Esta especie de Quasimodo español tampoco prueba bocado durante días enteros y come luego en exceso, como si no le importase poner fin a su vida con una terrible indigestión.

Al cabo de seis meses, el 24 de julio para ser exactos, poco después de la medianoche, hace llamar a su confesor y tras golpearse el pecho con escasa energía pide perdón por todas sus culpas, que son muchas. Acto seguido, cae fulminado de espaldas como un rayo.

¿Qué acto tan oprobioso ha cometido este infeliz para poner fin a sus días con semejante castigo? ¿Acaso es el peor de los asesinos?  ¿De quién hablamos entonces…?

Pásmese el lector: nuestro infortunado protagonista es nada menos que el primogénito del rey Felipe II y heredero del trono: el príncipe de Asturias don Carlos de Austria, hijo también de la princesa María de Portugal, fallecida a causa del alumbramiento.

Meses atrás, el rey Felipe II en persona ha leído un terrible informe en sus dependencias privadas del Alcázar madrileño. Firmado de puño y letra por el licenciado Diego Briviesca Muñatones, consejero de Castilla, asegura éste en el lapidario documento que su propio hijo está involucrado en un complot para arrebatarle el trono e incluso acabar con su vida. El gesto de pesadumbre y dolor del monarca es palmario al detenerse en una sola palabra estampada con mayúsculas a mitad del texto: “Parricidio”.

Poco después, por mandato de Felipe II, se forma una causa judicial contra el príncipe Carlos a la que he tenido acceso al cabo de casi cinco siglos, por increíble que parezca. La Comisión estaba presidida por el propio rey e integrada también por el cardenal Diego de Espinosa, inquisidor general y presidente del Consejo de Castilla, Ruy-Gómez de Silva, príncipe de Éboli, el duque de Pastrana y otros nobles. Las reuniones provocan intensas discusiones entre los partidarios de la absolución y la condena.

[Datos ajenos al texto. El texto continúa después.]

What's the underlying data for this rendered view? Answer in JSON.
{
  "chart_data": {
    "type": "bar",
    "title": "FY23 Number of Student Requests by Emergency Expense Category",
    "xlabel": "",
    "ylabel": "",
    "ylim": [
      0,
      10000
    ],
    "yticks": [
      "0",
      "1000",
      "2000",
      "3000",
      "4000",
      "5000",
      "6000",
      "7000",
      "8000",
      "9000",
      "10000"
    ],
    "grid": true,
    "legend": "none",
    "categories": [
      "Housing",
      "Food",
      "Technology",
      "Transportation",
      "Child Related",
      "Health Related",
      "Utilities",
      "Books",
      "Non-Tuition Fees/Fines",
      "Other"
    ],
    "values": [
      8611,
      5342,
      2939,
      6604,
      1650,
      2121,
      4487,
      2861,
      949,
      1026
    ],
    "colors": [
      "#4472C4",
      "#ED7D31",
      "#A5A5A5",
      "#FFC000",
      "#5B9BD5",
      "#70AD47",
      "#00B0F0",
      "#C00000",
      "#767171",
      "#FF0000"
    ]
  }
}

Finalmente, el veredicto es tan rotundo como inapelable: “Culpable de alta traición”. Felipe II esgrime una mueca resignada ante su doble condición de rey y padre. Es consciente, muy a su pesar, de que acaba de condenar a muerte a su propio hijo, a quien la Historia de España dedicará, en un alarde de hipócrita “generosidad”, una miserable nota a pie de página. El príncipe que no pudo, o más bien no le dejaron reinar.